During the late 1980s, I worked as a hospital pharmacist in a small community hospital in Northern California. At the time, both of my parents were still alive, living in a cute little house 2 or 3 blocks away from the hospital.
Weekend coverage at this hospital was rotated between the 2 staff pharmacists. With the help of 2 technicians, we would cover the shift from 8 am to 4:30 pm and then give the charge nurse our phone numbers if there were any issues that cropped up overnight. With only 4 intensive care unit (ICU) beds, 20 acute-care beds, and a 50-bed skilled nursing unit, it was not a large hospital.
My mom was no stranger to the hospital, as she had undergone 2 heart valve replacement surgeries and multiple bowel resections over her last 20 years. With Mom being a frequent flyer to the local community hospital, it was not uncommon for me to be the pharmacist on duty for the weekend while she happened to be an inpatient for 1 reason or another.

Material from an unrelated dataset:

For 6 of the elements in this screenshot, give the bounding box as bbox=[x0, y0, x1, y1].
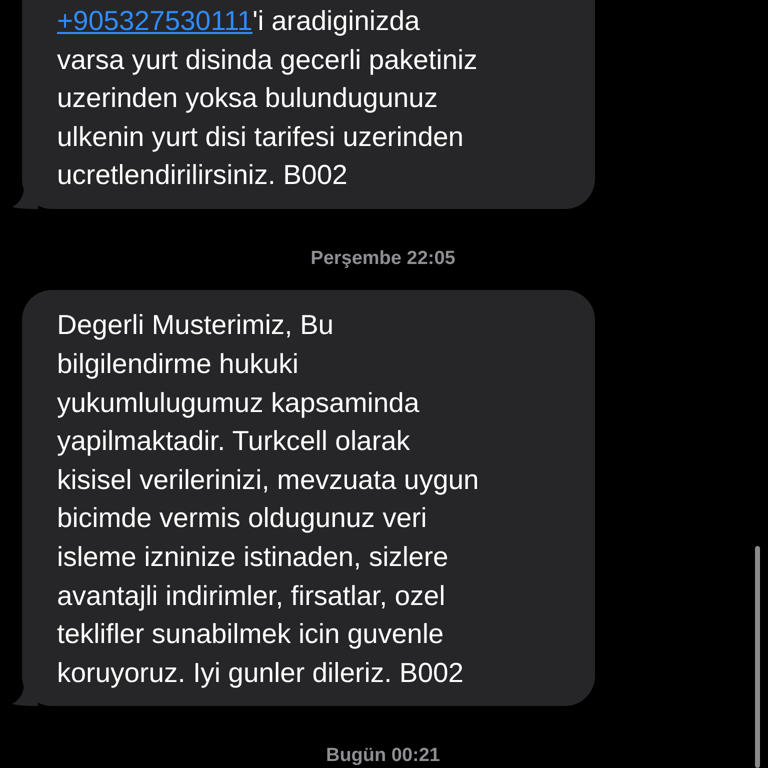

On this particular weekend, Mom was in the ICU following a surgery when I heard the announcement over the intercom system: “Code Blue, ICU." I was 26 years old at the time and had attended and participated in many Code Blue events, so I didn’t think twice. I grabbed my 1989 calculator and got myself down to the ICU in a hurry.
Upon entering the unit, I saw a 69-year-old woman with her gown stripped off and a nurse leaning over her side administering chest compressions. The scene was like any other Code Blue event, with 2 or 3 nurses, the physician who just happened to be in the ICU at the time, the anesthesiologist who happened to be on his Saturday afternoon pain rounds, and the respiratory therapist called away from administering a breathing treatment.

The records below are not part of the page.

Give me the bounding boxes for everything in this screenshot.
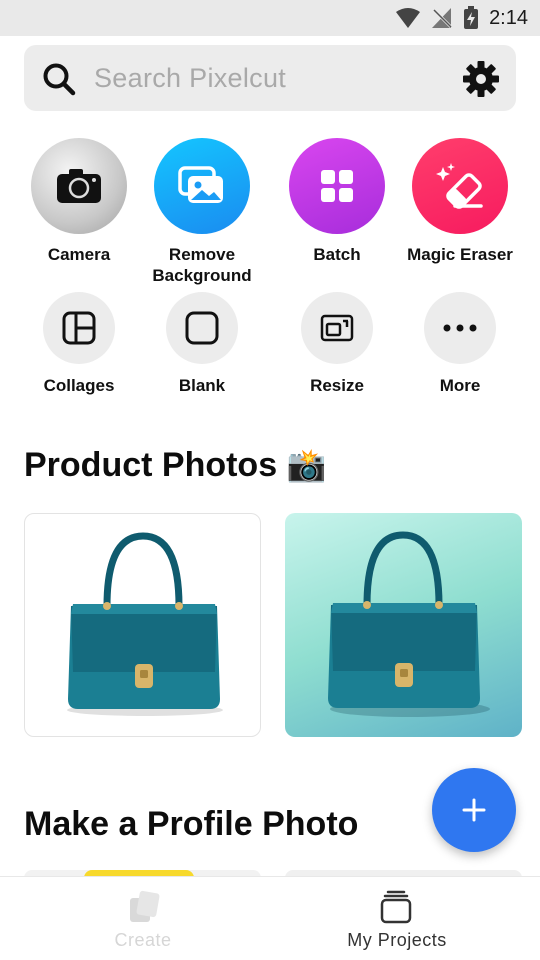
tool-collages[interactable]: Collages: [9, 292, 149, 396]
tool-more-label: More: [439, 376, 481, 395]
tool-batch-label: Batch: [313, 245, 361, 264]
profile-photo-title: Make a Profile Photo: [24, 805, 359, 843]
add-button[interactable]: [432, 768, 516, 852]
nav-create[interactable]: Create: [8, 877, 278, 960]
no-signal-icon: [432, 8, 453, 29]
product-photos-title: Product Photos: [24, 446, 278, 484]
image-icon: [178, 166, 223, 203]
grid-icon: [321, 170, 353, 202]
handbag-image: [328, 531, 490, 717]
blank-square-icon: [185, 311, 219, 345]
camera-flash-emoji: 📸: [286, 447, 327, 483]
tool-blank-label: Blank: [178, 376, 226, 395]
tool-blank[interactable]: Blank: [132, 292, 272, 396]
resize-icon: [320, 314, 354, 342]
tool-batch[interactable]: Batch: [267, 138, 407, 265]
handbag-image: [67, 532, 223, 716]
nav-my-projects-label: My Projects: [347, 930, 447, 950]
eraser-icon: [436, 163, 483, 209]
search-bar[interactable]: [24, 45, 516, 111]
more-dots-icon: [443, 324, 477, 332]
collage-icon: [62, 311, 96, 345]
tool-magic-eraser[interactable]: Magic Eraser: [390, 138, 530, 265]
gear-icon[interactable]: [462, 60, 500, 98]
tool-resize[interactable]: Resize: [267, 292, 407, 396]
tool-remove-background-label: Remove Background: [152, 245, 252, 285]
camera-icon: [57, 169, 101, 203]
search-icon[interactable]: [42, 62, 76, 96]
bottom-navigation: Create My Projects: [0, 876, 540, 960]
battery-charging-icon: [464, 6, 479, 29]
search-input[interactable]: [94, 57, 454, 99]
status-bar: 2:14: [0, 0, 540, 36]
product-photo-card-white[interactable]: [24, 513, 261, 737]
create-icon: [130, 890, 160, 922]
tool-camera-label: Camera: [47, 245, 111, 264]
status-time: 2:14: [489, 6, 528, 29]
nav-my-projects[interactable]: My Projects: [262, 877, 532, 960]
product-photos-heading: Product Photos 📸: [24, 446, 326, 485]
tool-more[interactable]: More: [390, 292, 530, 396]
tool-camera[interactable]: Camera: [9, 138, 149, 265]
projects-icon: [380, 890, 412, 924]
tool-collages-label: Collages: [43, 376, 115, 395]
nav-create-label: Create: [114, 930, 172, 950]
plus-icon: [462, 798, 486, 822]
wifi-icon: [396, 8, 421, 28]
product-photo-card-teal[interactable]: [285, 513, 522, 737]
tool-resize-label: Resize: [310, 376, 364, 395]
tool-magic-eraser-label: Magic Eraser: [407, 245, 513, 264]
tool-remove-background[interactable]: Remove Background: [132, 138, 272, 286]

The difference? This was my mother.
The first thing was to pull the emergency medication tray out of the crash cart. I was pulling the plastic off of the tray in preparation of the first medication order when the anesthesiologist looked my way and said, “Should he be in here”? I was quick to reply, “I’m good."
"Who else was going to do this?" I thought. "I am the pharmacist on duty; I am the one who knows where everything is, the dosing calculations, and how to mix the medications."
The Code Blue lasted 30 minutes or more. Mom was stabilized, but it was not easy to get there. After a few days, she was discharged home, and life as she knew it went back to normal.
I was young and not prepared for how this process would affect me. The moment I said “I’m good,” I unknowingly made an agreement with myself to treat the patient, as opposed to being present as a loving son to my mother.
I did not understand the effort necessary to suppress the immediate, surging emotions in order to be present in a medical crisis situation for a close family member. I was successful at suppressing these emotions and was able to perform appropriately during the crisis. The challenge was, these emotions were suppressed so firmly that they were very difficult to bring back up to the surface in order to be recognized in a loving manner.
Yes, my personal situation was a little extreme. Upon retrospection, however, I have found that my objective behavior may have been a little inappropriate. Had I stepped out of the room, the staff would have managed the emergency medications appropriately.
As health care providers, we are often called upon by family members to help with their medical issues. We appreciate being able to help guide our loved ones when we have the opportunity. Throughout this process, we need to be aware of our objective behavior and assure that our loved ones are guided to their own health care provider when necessary.
We need to preemptively understand how our values and priorities exist within our health care practice setting. Do we want to be a health care provider for our family, or would we rather help our family receive appropriate care while we stand by their sides, comforting and advocating for them?